As for cold starting, this is my second M1009 and, when running properly, I have not had any starting issues. Now, when the temps get down to 20 or below, she doesn't fire up like a gas engine. It will take a few seconds of cranking her over before she catches, but I don't have any issues after that.

I have discovered over the years that these trucks are fairly robust and designed to take some reason weather extremes if they are properly maintained. The only times I have every had issues is when something was wrong, either with fuel delivery (leaking fuel filter causing fuel to drain back to the take, or a faulty/failing IP on my last 09, etc) or, in this case, bad glow plugs. I'm not a trained mechanic, but I can usually take something part and put it back together (given enough time) with only a few extra parts laying around. I am learning that care and feeding is required on an ongoing basis with my 09 and if you take your time, it's not hard. I have to drop my tank, as I lost my fuel gauge a while back and it is annoying the heck out of me. Everything checks out, so I think it is the sending unit. When I drop the tank and pull the sending unit I will also change the sock too. Heck, if I am able, I may even clean out the tank, just because (hey, does anyone know if the 31 gallon replacement tank will fit in my 09?).

One other thing. I know this will sound weird, but if you listen carefully to your truck she will tell you when there is something going wrong. Sounds change, the feel of the truck changes and, for the most part, it is long before something totally becomes a failure in the system.

Plus, Alaska is WWAAYYYYYYYY colder than Connecticut is. If I lived any farther North of here, I would have 2 freeze plug block heaters and and keep the truck on a timer in the winter time.
 

moehos

Member
33
4
8
Location
Fairbanks Alaska
Moehos,
One other thing. I know this will sound weird, but if you listen carefully to your truck she will tell you when there is something going wrong. Sounds change, the feel of the truck changes and, for the most part, it is long before something totally becomes a failure in the system.
Plus, Alaska is WWAAYYYYYYYY colder than Connecticut is. If I lived any farther North of here, I would have 2 freeze plug block heaters and and keep the truck on a timer in the winter time.
Yep, just offering some thoughts while thinking about my own issues since I have a fair amount of experience wrenching in a cold climate.

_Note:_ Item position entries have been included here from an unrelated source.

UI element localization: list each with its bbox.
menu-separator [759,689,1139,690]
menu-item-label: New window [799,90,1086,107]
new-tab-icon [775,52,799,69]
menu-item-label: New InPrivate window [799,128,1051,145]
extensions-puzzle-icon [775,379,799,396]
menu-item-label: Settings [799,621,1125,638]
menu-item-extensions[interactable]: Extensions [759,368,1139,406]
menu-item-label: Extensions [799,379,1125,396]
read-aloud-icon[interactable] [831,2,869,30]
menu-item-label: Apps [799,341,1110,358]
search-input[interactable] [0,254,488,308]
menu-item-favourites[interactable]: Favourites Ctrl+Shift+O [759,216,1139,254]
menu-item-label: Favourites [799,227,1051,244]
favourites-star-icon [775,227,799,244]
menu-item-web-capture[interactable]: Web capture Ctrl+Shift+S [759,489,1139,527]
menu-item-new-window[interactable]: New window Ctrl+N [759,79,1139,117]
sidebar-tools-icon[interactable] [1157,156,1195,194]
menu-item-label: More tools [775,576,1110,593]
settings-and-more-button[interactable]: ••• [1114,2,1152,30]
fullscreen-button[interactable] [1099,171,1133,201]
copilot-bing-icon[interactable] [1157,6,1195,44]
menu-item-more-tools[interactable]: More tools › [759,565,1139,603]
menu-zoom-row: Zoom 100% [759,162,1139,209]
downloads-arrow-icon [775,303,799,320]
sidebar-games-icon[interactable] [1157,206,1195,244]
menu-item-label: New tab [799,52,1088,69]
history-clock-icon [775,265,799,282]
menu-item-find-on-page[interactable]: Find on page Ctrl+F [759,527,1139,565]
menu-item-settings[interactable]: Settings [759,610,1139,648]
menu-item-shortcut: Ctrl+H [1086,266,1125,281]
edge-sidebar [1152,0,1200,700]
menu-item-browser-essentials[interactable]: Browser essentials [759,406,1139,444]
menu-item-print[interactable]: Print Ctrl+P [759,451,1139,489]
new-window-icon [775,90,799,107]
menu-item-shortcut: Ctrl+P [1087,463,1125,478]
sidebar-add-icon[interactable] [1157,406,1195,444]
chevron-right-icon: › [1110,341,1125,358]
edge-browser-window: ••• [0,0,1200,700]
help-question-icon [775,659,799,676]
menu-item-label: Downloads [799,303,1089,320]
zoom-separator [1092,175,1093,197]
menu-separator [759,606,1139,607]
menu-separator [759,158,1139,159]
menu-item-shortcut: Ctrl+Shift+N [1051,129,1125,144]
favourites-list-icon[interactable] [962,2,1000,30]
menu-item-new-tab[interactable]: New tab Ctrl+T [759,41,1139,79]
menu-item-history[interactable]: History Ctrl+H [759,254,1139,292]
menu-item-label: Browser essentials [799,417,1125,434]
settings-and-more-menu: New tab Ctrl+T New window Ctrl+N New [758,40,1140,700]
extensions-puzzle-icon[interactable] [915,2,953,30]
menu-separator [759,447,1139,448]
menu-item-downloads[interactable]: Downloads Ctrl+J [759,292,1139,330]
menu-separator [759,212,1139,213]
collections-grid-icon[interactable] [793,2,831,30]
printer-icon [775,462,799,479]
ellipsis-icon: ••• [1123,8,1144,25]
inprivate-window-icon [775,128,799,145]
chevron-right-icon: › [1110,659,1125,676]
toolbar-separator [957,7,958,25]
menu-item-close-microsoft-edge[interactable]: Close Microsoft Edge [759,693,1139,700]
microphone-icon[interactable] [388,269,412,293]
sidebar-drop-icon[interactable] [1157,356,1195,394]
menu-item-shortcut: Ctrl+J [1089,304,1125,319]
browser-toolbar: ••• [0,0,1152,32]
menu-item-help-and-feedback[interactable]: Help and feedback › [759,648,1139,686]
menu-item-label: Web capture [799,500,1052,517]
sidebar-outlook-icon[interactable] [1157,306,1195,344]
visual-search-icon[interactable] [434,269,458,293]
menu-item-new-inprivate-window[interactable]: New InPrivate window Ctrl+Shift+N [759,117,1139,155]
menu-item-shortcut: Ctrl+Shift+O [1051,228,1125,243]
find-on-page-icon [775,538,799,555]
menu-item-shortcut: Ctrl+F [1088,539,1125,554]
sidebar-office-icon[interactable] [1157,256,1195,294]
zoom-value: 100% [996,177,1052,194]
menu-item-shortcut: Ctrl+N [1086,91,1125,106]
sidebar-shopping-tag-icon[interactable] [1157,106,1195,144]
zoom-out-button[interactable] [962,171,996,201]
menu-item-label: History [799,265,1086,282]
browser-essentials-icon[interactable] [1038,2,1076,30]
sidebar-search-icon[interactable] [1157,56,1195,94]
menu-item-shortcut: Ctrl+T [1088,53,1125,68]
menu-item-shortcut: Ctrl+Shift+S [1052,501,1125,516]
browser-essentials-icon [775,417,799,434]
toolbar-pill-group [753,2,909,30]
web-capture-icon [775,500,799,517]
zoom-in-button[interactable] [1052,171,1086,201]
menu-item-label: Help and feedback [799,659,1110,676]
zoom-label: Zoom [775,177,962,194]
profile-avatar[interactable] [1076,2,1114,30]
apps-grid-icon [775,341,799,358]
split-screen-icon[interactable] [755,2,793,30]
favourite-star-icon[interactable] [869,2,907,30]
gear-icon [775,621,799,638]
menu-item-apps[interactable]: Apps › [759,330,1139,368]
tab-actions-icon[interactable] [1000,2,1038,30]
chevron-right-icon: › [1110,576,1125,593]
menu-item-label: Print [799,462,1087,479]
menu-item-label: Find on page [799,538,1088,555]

I suspect my issue related to the pickup sock and possible need of new injectors.

Honestly I'd say our winter average is around 0F these days, weathers been changing up here, we only had maybe three whole weeks of -30F last winter and the rest bounced between -10 to +30F. So far this year it hasnt gotten below -5F, but otherwise its been between 0 and 20F which is about perfect if you ask me.
 

moehos

Member
33
4
8
Location
Fairbanks Alaska
I realize I never followed up on this, and wanted to share in case someone else is having these issues.

I was having issues with my old CUCV starting below about 0F without excessive cranking.

This was with a block and oil pan heater and Hillbilly wizards upgraded glow plug controller and a 24v battery maintainer.

Turned out one of my two batteries was underperforming, once I had two new batteries it never failed to start again. Pretty stupid because anyone with a load tester could have figured that out, but any temperature above zero and it never had any other indicators that one of the batteries wasn't working.

Sold the truck back in 2019 unfortunately, couldn't fit the whole family in it. Miss it dearly.